# Breeders in Miami, Florida



## babiluv48 (Apr 17, 2011)

Does anyone know of any reputable breeders in and around the Miami, Florida area?


----------



## Lucy Dog (Aug 10, 2008)

What are you looking for in a dog? Any goals? Typical pet? Any sports? Any particular look?


----------



## babiluv48 (Apr 17, 2011)

Whoops, totally forgot to put down, German Shepherd


----------



## Xeph (Jun 19, 2005)

Yes, but, American show lines, German show lines, working lines?


----------



## Lucy Dog (Aug 10, 2008)

Here's a brief breakdown of all the different types.

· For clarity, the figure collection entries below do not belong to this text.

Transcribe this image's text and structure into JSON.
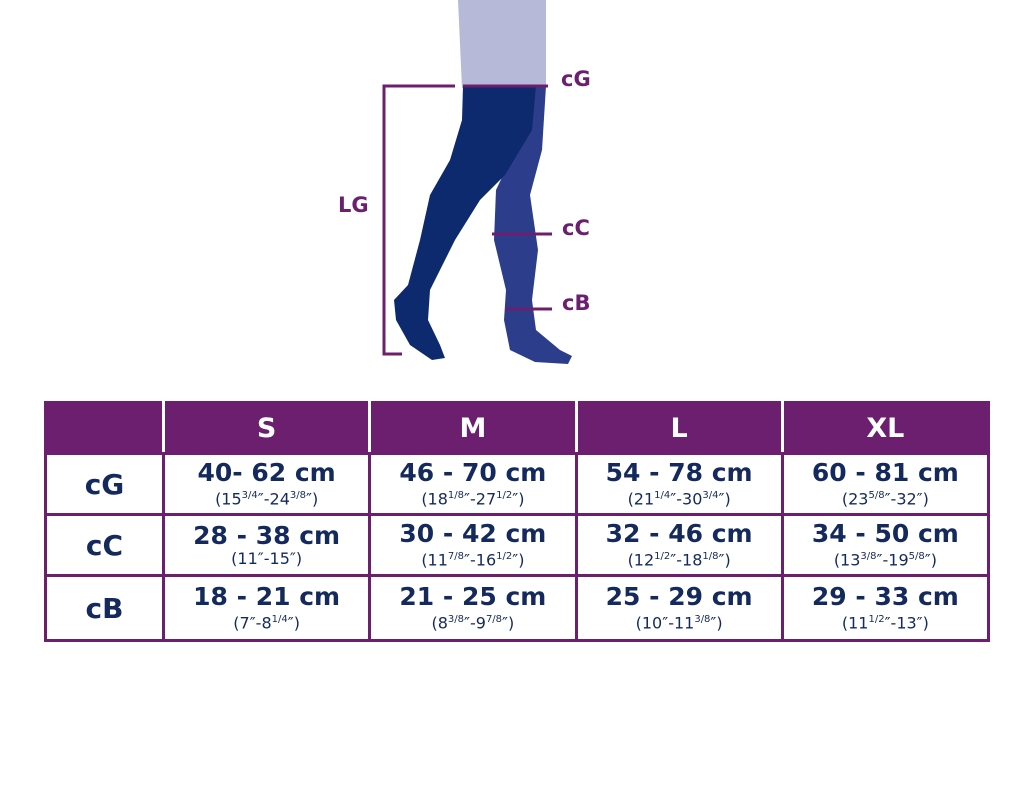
{
  "colors": {
    "accent": "#6b1f6e",
    "text": "#14295c",
    "leg_front": "#0e2a6e",
    "leg_back": "#2c3d8c",
    "skin": "#b7b9d8"
  },
  "figure": {
    "labels": {
      "lg": "LG",
      "cg": "cG",
      "cc": "cC",
      "cb": "cB"
    }
  },
  "table": {
    "corner": "",
    "sizes": [
      "S",
      "M",
      "L",
      "XL"
    ],
    "rows": [
      {
        "label": "cG",
        "cells": [
          {
            "cm": "40- 62 cm",
            "in": [
              "(15",
              "3/4",
              "″-24",
              "3/8",
              "″)"
            ]
          },
          {
            "cm": "46 - 70 cm",
            "in": [
              "(18",
              "1/8",
              "″-27",
              "1/2",
              "″)"
            ]
          },
          {
            "cm": "54 - 78 cm",
            "in": [
              "(21",
              "1/4",
              "″-30",
              "3/4",
              "″)"
            ]
          },
          {
            "cm": "60 - 81 cm",
            "in": [
              "(23",
              "5/8",
              "″-32″)"
            ]
          }
        ]
      },
      {
        "label": "cC",
        "cells": [
          {
            "cm": "28 - 38 cm",
            "in": [
              "(11″-15″)"
            ]
          },
          {
            "cm": "30 - 42 cm",
            "in": [
              "(11",
              "7/8",
              "″-16",
              "1/2",
              "″)"
            ]
          },
          {
            "cm": "32 - 46 cm",
            "in": [
              "(12",
              "1/2",
              "″-18",
              "1/8",
              "″)"
            ]
          },
          {
            "cm": "34 - 50 cm",
            "in": [
              "(13",
              "3/8",
              "″-19",
              "5/8",
              "″)"
            ]
          }
        ]
      },
      {
        "label": "cB",
        "cells": [
          {
            "cm": "18 - 21 cm",
            "in": [
              "(7″-8",
              "1/4",
              "″)"
            ]
          },
          {
            "cm": "21 - 25 cm",
            "in": [
              "(8",
              "3/8",
              "″-9",
              "7/8",
              "″)"
            ]
          },
          {
            "cm": "25 - 29 cm",
            "in": [
              "(10″-11",
              "3/8",
              "″)"
            ]
          },
          {
            "cm": "29 - 33 cm",
            "in": [
              "(11",
              "1/2",
              "″-13″)"
            ]
          }
        ]
      }
    ]
  }
}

Breed Types & Related Families


----------



## babiluv48 (Apr 17, 2011)

German Shepherd of working lines


----------



## Elaine (Sep 10, 2006)

Are you familiar with what workinglines are like? What did you want to do with this dog?


----------



## babiluv48 (Apr 17, 2011)

Well I hope I do, my family and I had a German Shepherd that was part of the working lines. My father and him would do agility courses and often hunt small game together. Back in 2003 my father passed away and couple months later so did Bruno. I wanted to get another German Shepherd because Bruno was so wonderful with us as kids and protecting us and I thought he or she would make a great lovable addition to our family.


----------



## Elaine (Sep 10, 2006)

So you are looking for just a pet? It really makes a difference to know what your plans are because if you aren't matched up with the right pup for you and your lifestyle, it won't be a happy match. For example, a couch potato family gets a high energy dog or someone that wants to do competitive sports and gets a couch potato dog. How much realistic time and energy do you plan to devote to your dogs training and exercise?


----------



## zyppi (Jun 2, 2006)

Not working lines, but titled and very well bred.

In Boca Raton
von Jagenstadt German Shepherd Dogs

Good luck


----------